Given two sets of vectors, how do I find a change of basis that will convert one set to another? Given two sets of dimension $n$ vectors
$\lbrace v_1 , v_2 , \ldots , v_m \rbrace$, $\lbrace u_1, u_2, \ldots , u_m \rbrace$,
where $m > n$, is there a computational method (in particular, using a program such as Mathematica, Maple, etc) to find an $n \times n$ matrix $A$ that gives a bijection between the two sets, so $A v_i = u_j$ for some $i,j$. In particular, the $n \times n$ matrix must have determinant $\pm 1$. The span of each set is the full $n$-dimensional space. 
I have two sets of vectors that I think are the same up to a change in basis that preserves volume and permutes the vectors, but I can't think of an algorithmic way to approach the question.  
Thanks!   
 A: It is a consequence of basic theorems of linear algebra that this cannot be done in general.
Assume that the first $n$ vectors $\{v_1,\ldots,v_n\}$ and $\{u_1,\ldots,u_n\}$ each span $X:={\mathbb R}^n$. Then there is a unique linear map $A:\>X\to X$ such that $Av_j=u_j$ for $1\leq j\leq n$. You can neither describe the value of $\det(A)$ nor hope that this $A$ transforms the remaining $v_j$ $\>(n<j\leq m)$ in some desired way.
I assume that the $v_j$ and the $u_j$ are given as column vectors with respect to the standard basis $(e_1,\ldots,e_n)$ of $X$, and you want the matrix of the above $A$ with respect to this same basis.
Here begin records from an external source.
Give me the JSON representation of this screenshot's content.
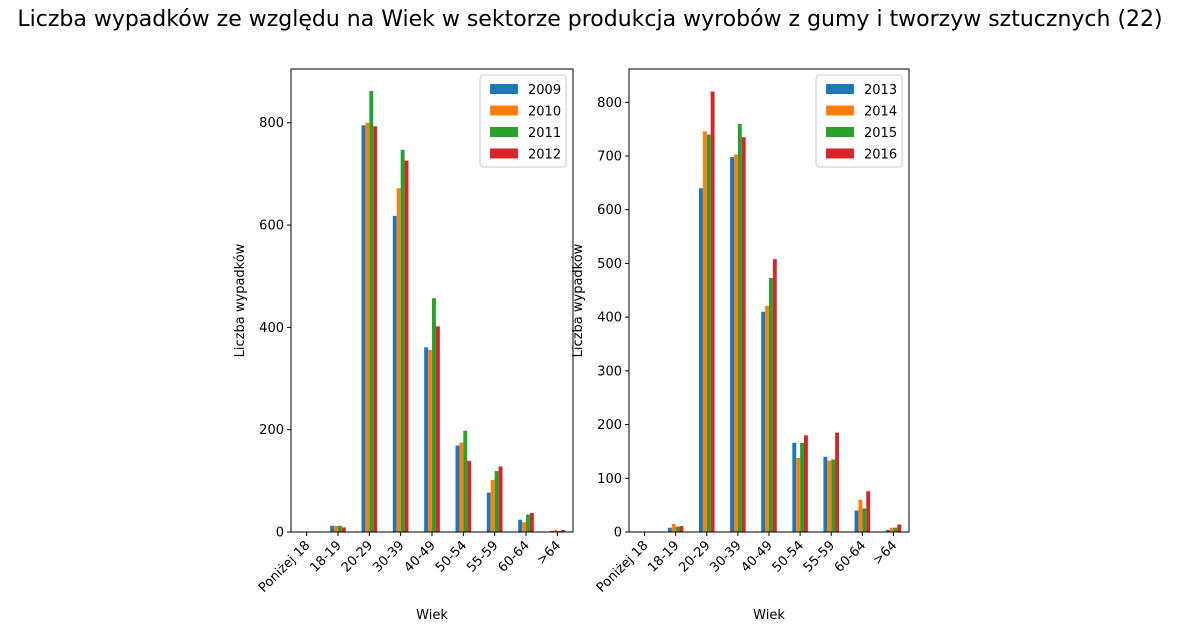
{
  "figure": {
    "title": "Liczba wypadków ze względu na Wiek w sektorze produkcja wyrobów z gumy i tworzyw sztucznych (22)"
  },
  "chart_data": [
    {
      "type": "bar",
      "xlabel": "Wiek",
      "ylabel": "Liczba wypadków",
      "categories": [
        "Poniżej 18",
        "18-19",
        "20-29",
        "30-39",
        "40-49",
        "50-54",
        "55-59",
        "60-64",
        ">64"
      ],
      "ylim": [
        0,
        905
      ],
      "yticks": [
        0,
        200,
        400,
        600,
        800
      ],
      "legend_position": "top-right",
      "series": [
        {
          "name": "2009",
          "color": "#1f77b4",
          "values": [
            0,
            12,
            795,
            618,
            361,
            169,
            77,
            24,
            2
          ]
        },
        {
          "name": "2010",
          "color": "#ff7f0e",
          "values": [
            0,
            12,
            800,
            672,
            356,
            175,
            102,
            19,
            4
          ]
        },
        {
          "name": "2011",
          "color": "#2ca02c",
          "values": [
            0,
            12,
            862,
            747,
            457,
            198,
            119,
            34,
            2
          ]
        },
        {
          "name": "2012",
          "color": "#d62728",
          "values": [
            0,
            9,
            793,
            726,
            402,
            139,
            128,
            37,
            4
          ]
        }
      ]
    },
    {
      "type": "bar",
      "xlabel": "Wiek",
      "ylabel": "Liczba wypadków",
      "categories": [
        "Poniżej 18",
        "18-19",
        "20-29",
        "30-39",
        "40-49",
        "50-54",
        "55-59",
        "60-64",
        ">64"
      ],
      "ylim": [
        0,
        862
      ],
      "yticks": [
        0,
        100,
        200,
        300,
        400,
        500,
        600,
        700,
        800
      ],
      "legend_position": "top-right",
      "series": [
        {
          "name": "2013",
          "color": "#1f77b4",
          "values": [
            0,
            8,
            640,
            698,
            410,
            166,
            140,
            40,
            4
          ]
        },
        {
          "name": "2014",
          "color": "#ff7f0e",
          "values": [
            0,
            15,
            746,
            703,
            421,
            138,
            133,
            60,
            8
          ]
        },
        {
          "name": "2015",
          "color": "#2ca02c",
          "values": [
            0,
            10,
            740,
            760,
            473,
            166,
            135,
            44,
            8
          ]
        },
        {
          "name": "2016",
          "color": "#d62728",
          "values": [
            0,
            11,
            820,
            735,
            508,
            180,
            185,
            76,
            14
          ]
        }
      ]
    }
  ]
}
To this end let $V$, resp. $U$, be the $n\times n$-matrix with the first $n$ vectors $v_j$, resp. $u_j$, in its columns. Then we want that $${\rm col}_j(AV)=Av_j=u_j={\rm col}_j(U)\qquad(1\leq j\leq n)\ ,$$
which is tantamount to $AV=U$. It follows that the matrix $A$ we are looking for is given by
$$A=U\>V^{-1}\ .$$
A: Basically this is equivalent to solve overdetermined equations:
Let $$\mathbf{u}_i=[u_{i1},\cdots, u_{in}]^T,$$ $$\mathbf{v}_i=[v_{i1},\cdots, v_{in}]^T, i=1,\cdots, m$$ and $$\mathbf{A}=[\mathbf{a}_1,\cdots,\mathbf{a}_n]^T$$
where $\mathbf{a}_j=[a_{j1},\cdots, a_{jn}]$ ($j=1,\cdots, n$), so we have $$\mathbf{u}_i= \mathbf{A}\mathbf{v}_i$$.
To determine $\mathbf{A}$, we can solve the following equation
\begin{equation}
\begin{bmatrix}
\mathbf{u}_1 \\
\vdots \\
\mathbf{u}_m
\end{bmatrix}
=\begin{bmatrix}
\mathbf{V}_1 \\
\vdots \\
\mathbf{V}_m
\end{bmatrix}
\begin{bmatrix}
\mathbf{a}_1^T \\
\vdots \\
\mathbf{a}_n^T
\end{bmatrix}
\end{equation}
where
\begin{equation}
\mathbf{V}_i =
\begin{bmatrix}
\mathbf{v}_i^T & \mathbf{0} & \cdots & \mathbf{0}\\
\mathbf{0} & \mathbf{v}_i^T & \cdots & \mathbf{0}\\
\vdots & \vdots & \ddots & \vdots \\
\mathbf{0} & \mathbf{0}& \cdots &\mathbf{v}_i^T& 
\end{bmatrix}_{n \times n^2}
\end{equation}